Geheimnisse einer Seele

Deutschland 1925/1926 Spielfilm

Geheimnisse einer Seele


Dr. M–I. (= Dr. Mendel), Lichtbild-Bühne, Nr. 71, 25.3.1926


Seelische Vorgänge, noch dazu solche, die sich an der Grenze zwischen wachem Bewußtsein und dumpfem Unterbewußtsein bewegen, filmisch, d. h. in dramatischer Handlung festzulegen: Das ist eine Aufgabe, an der so mancher verzweifeln möchte! Hanns Neumann aber haben immer noch Stoffe am meisten gereizt, die abseits vom Wege des Herkömmlichen lagen, abseits manchmal sogar vom reinen "Geschäft". Wer es ehrlich um die ethisch-ästhetische Entwicklung der rechten Filmkunst meint, muß diesem Pionier dankbar sein, den immer wieder der Drang nach vorwärts nicht rückwärts schauen läßt auf "Publikumsgeschmack" und Massengeschäft.
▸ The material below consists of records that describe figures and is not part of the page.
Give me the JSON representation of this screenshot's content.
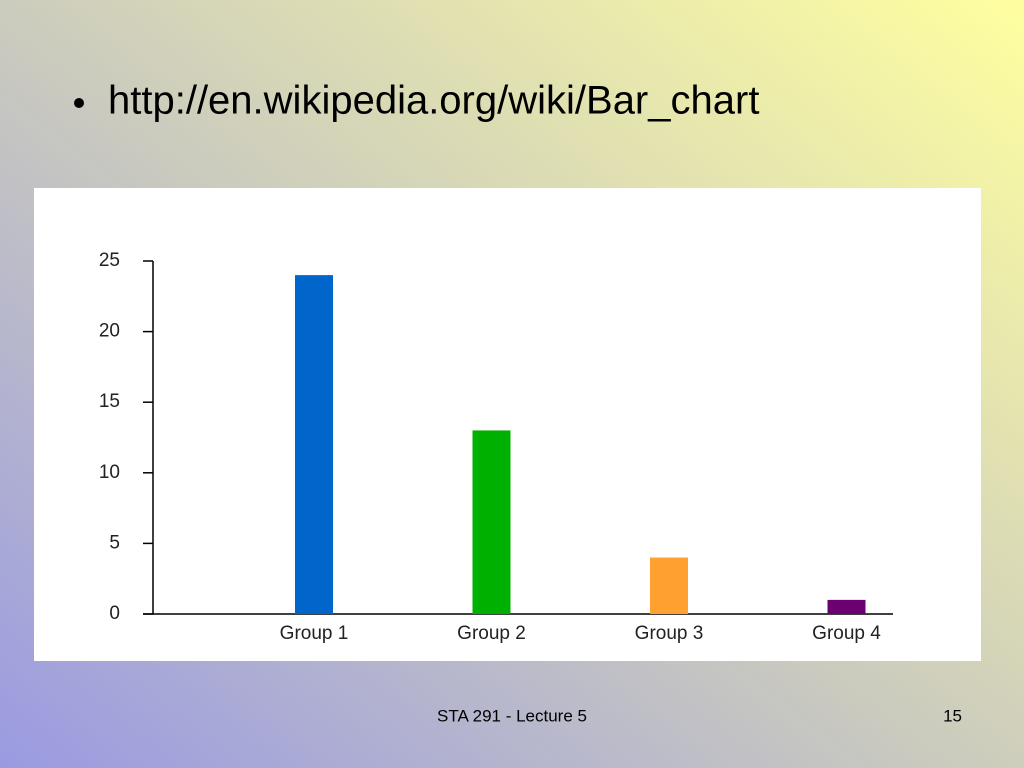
{
  "slide": {
    "bullet": "http://en.wikipedia.org/wiki/Bar_chart",
    "footer": "STA 291 - Lecture 5",
    "page_number": "15"
  },
  "chart_data": {
    "type": "bar",
    "categories": [
      "Group 1",
      "Group 2",
      "Group 3",
      "Group 4"
    ],
    "values": [
      24,
      13,
      4,
      1
    ],
    "colors": [
      "#0066cc",
      "#00b000",
      "#ffa030",
      "#6b0070"
    ],
    "ylim": [
      0,
      25
    ],
    "yticks": [
      0,
      5,
      10,
      15,
      20,
      25
    ],
    "grid": false
  }
}
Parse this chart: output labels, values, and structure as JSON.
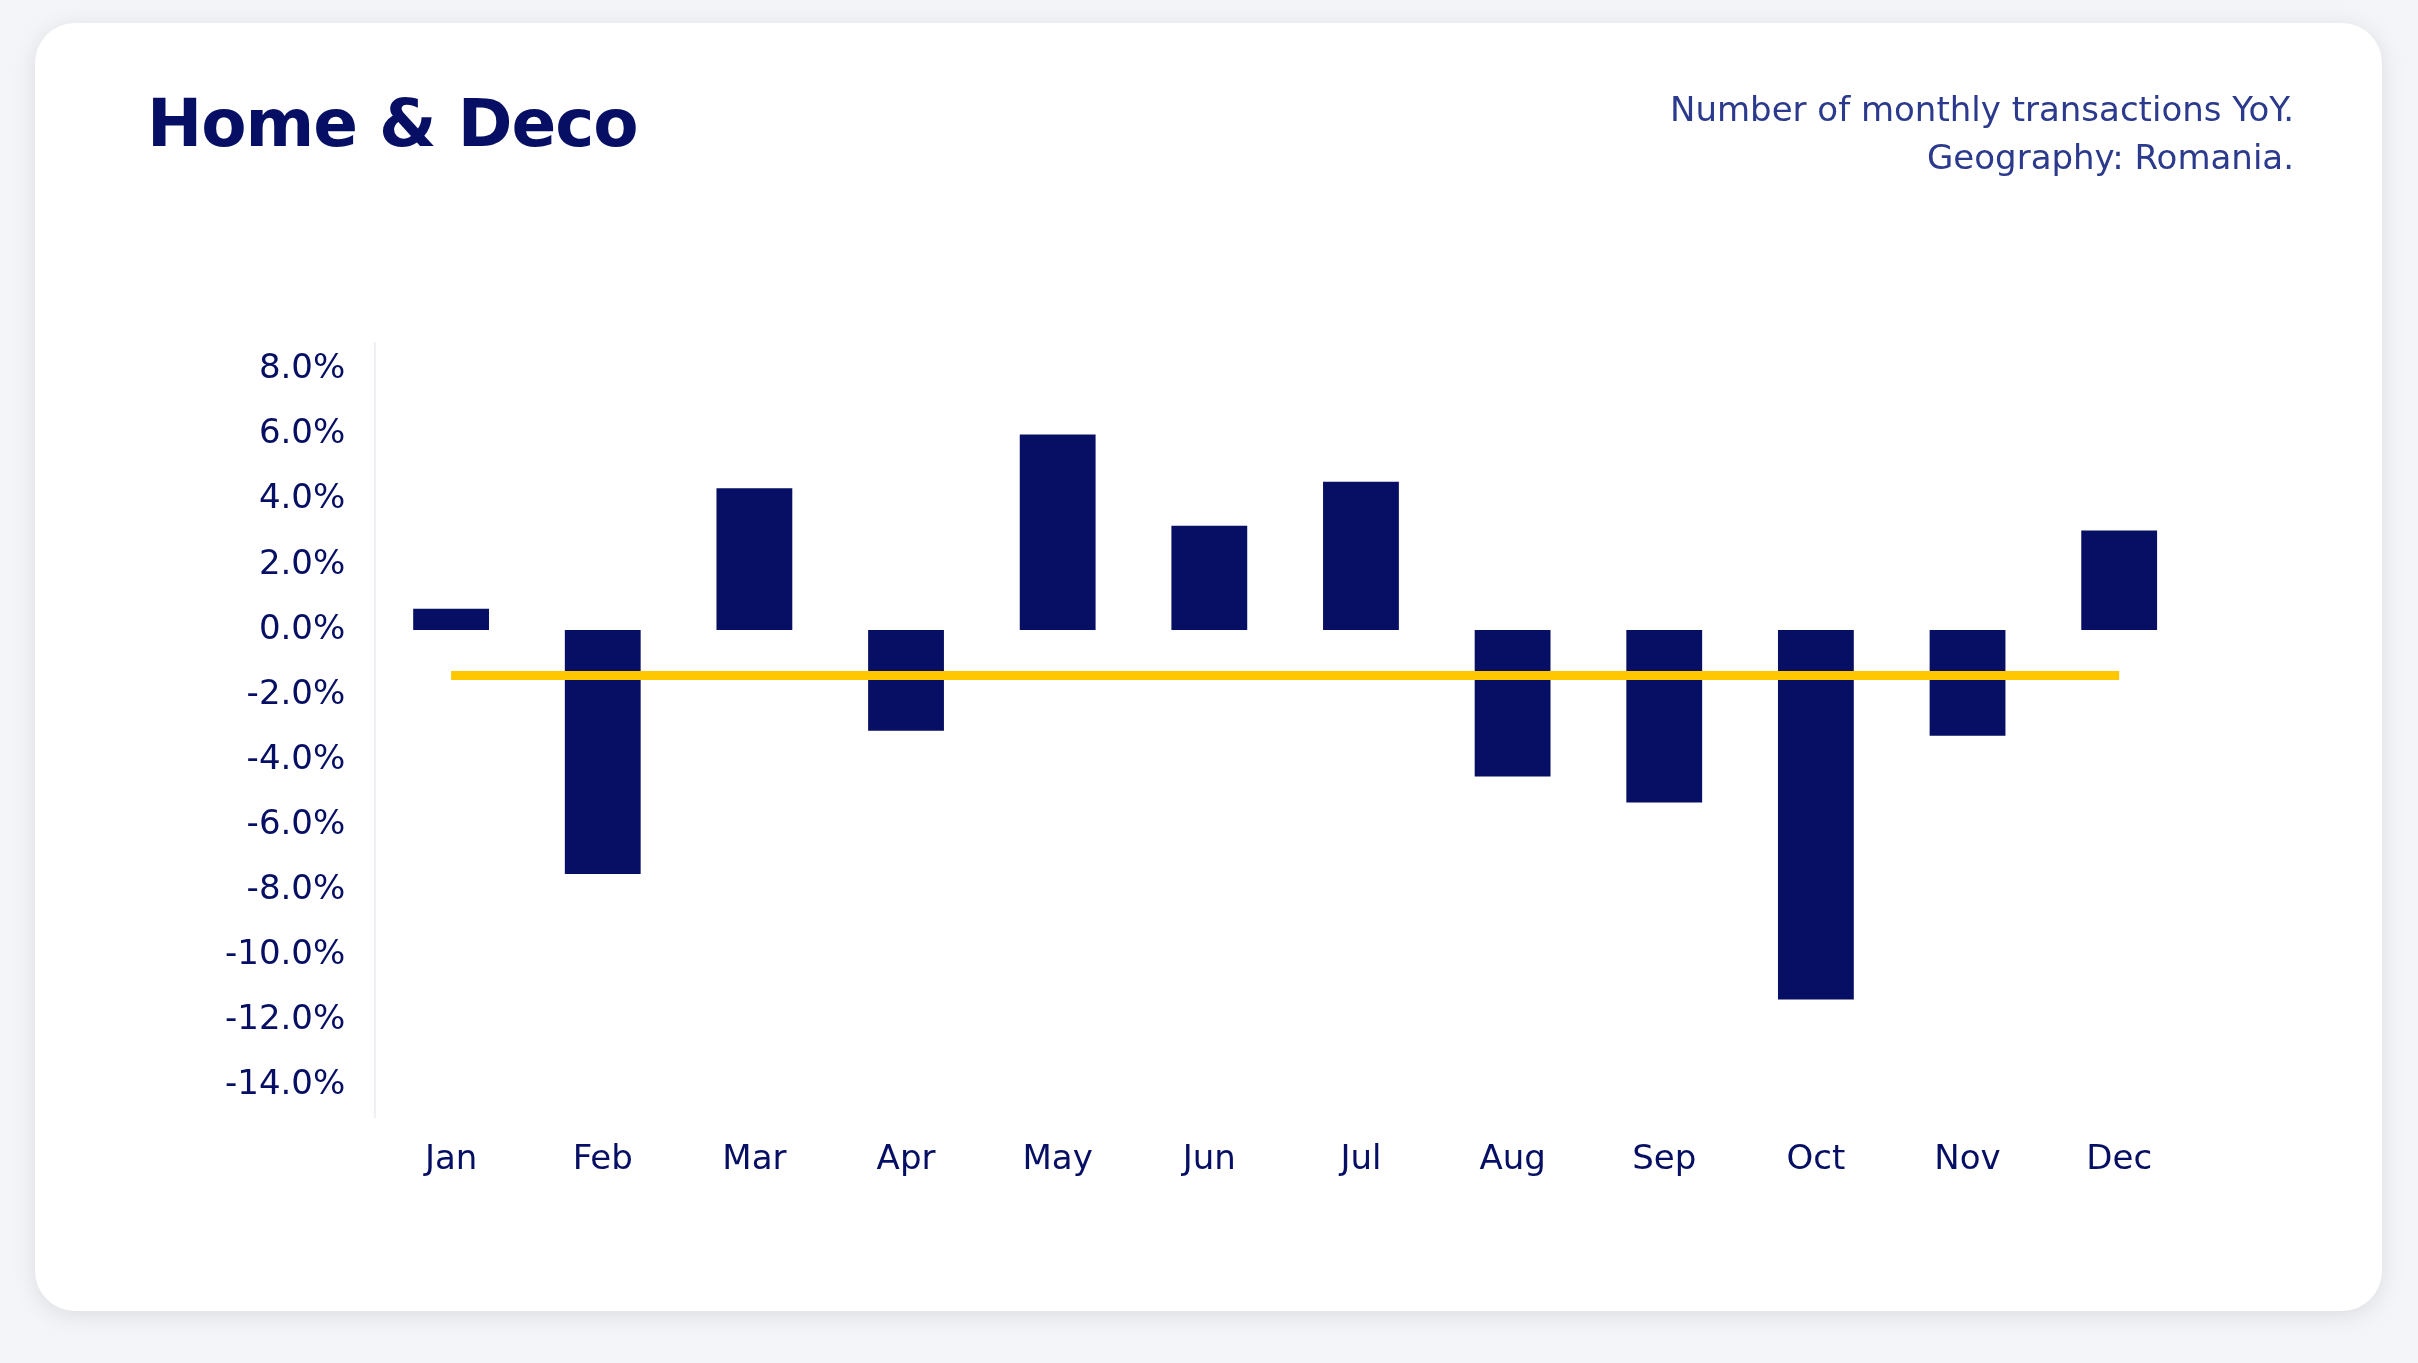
{
  "chart_data": {
    "type": "bar",
    "title": "Home & Deco",
    "subtitle": "Number of monthly transactions YoY.\nGeography: Romania.",
    "categories": [
      "Jan",
      "Feb",
      "Mar",
      "Apr",
      "May",
      "Jun",
      "Jul",
      "Aug",
      "Sep",
      "Oct",
      "Nov",
      "Dec"
    ],
    "series": [
      {
        "color": "#060f63",
        "values": [
          0.65,
          -7.5,
          4.35,
          -3.1,
          6.0,
          3.2,
          4.55,
          -4.5,
          -5.3,
          -11.35,
          -3.25,
          3.05
        ]
      },
      {
        "type": "line",
        "color": "#ffc700",
        "values": [
          -1.4,
          -1.4,
          -1.4,
          -1.4,
          -1.4,
          -1.4,
          -1.4,
          -1.4,
          -1.4,
          -1.4,
          -1.4,
          -1.4
        ]
      }
    ],
    "ylim": [
      -15,
      8.8
    ],
    "yticks": [
      {
        "value": -14,
        "label": "-14.0%"
      },
      {
        "value": -12,
        "label": "-12.0%"
      },
      {
        "value": -10,
        "label": "-10.0%"
      },
      {
        "value": -8,
        "label": "-8.0%"
      },
      {
        "value": -6,
        "label": "-6.0%"
      },
      {
        "value": -4,
        "label": "-4.0%"
      },
      {
        "value": -2,
        "label": "-2.0%"
      },
      {
        "value": 0,
        "label": "0.0%"
      },
      {
        "value": 2,
        "label": "2.0%"
      },
      {
        "value": 4,
        "label": "4.0%"
      },
      {
        "value": 6,
        "label": "6.0%"
      },
      {
        "value": 8,
        "label": "8.0%"
      }
    ],
    "grid": false,
    "legend": false,
    "marker": "none"
  }
}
Und nun ist unser Idealist just durch seine absolut geistige Einstellung merkwürdigerweise dazu gekommen, einen ausgesprochenen "Geschäftsfilm" zu machen! Denn das große Problem der Psycho-Analyse, der Theorien des großen Wieners Freud, spukt, dunkel genug, in aller Köpfe herum; es ist das Gesprächsthema geworden und wäre es noch weit mehr, wenn nur die lieben Zeitgenossen wüßten, um was es sich bei der Sache in Wirklichkeit handelt. Da sie aber gelehrte Schriften gar nicht, populäre auch nur recht ungern lesen möchten, so haben sie förmlich auf den Film gewartet, der ihnen das Notwendigste zur modernen Bildung schmerzlos und ohne Berufsstörung beibrächte. Die Filmleute hätten sich sicher wohl auch schon mit Wollust auf den dankbaren Stoff gestürzt, wenn sie nur gewußt hätten, wie ein so absolut abstraktes Thema zu bewältigen wäre. Diese Arbeit ist heute geleistet, und zwar mit einer bravourösen Geschicklichkeit, die verblüfft. Neumann hat zusammen mit Dr. Colin Roß ein Manuskript geschrieben, wie es flotter und anschaulicher nicht, in das schwierige Problem einführen kann. Trotz aller Geistigkeit steht diese Handlung mit beiden Füßen im realen Leben, ist sie sogar, ohne irgendwo lästig dozierend zu werden, regulärer Spielfilm, wie jeder andere besseren Genres auch. Und wird trotzdem wiederum auch bunt phantastisch, traumhaft, visionär wie bisher kaum in irgendeinem anderen Film. (...)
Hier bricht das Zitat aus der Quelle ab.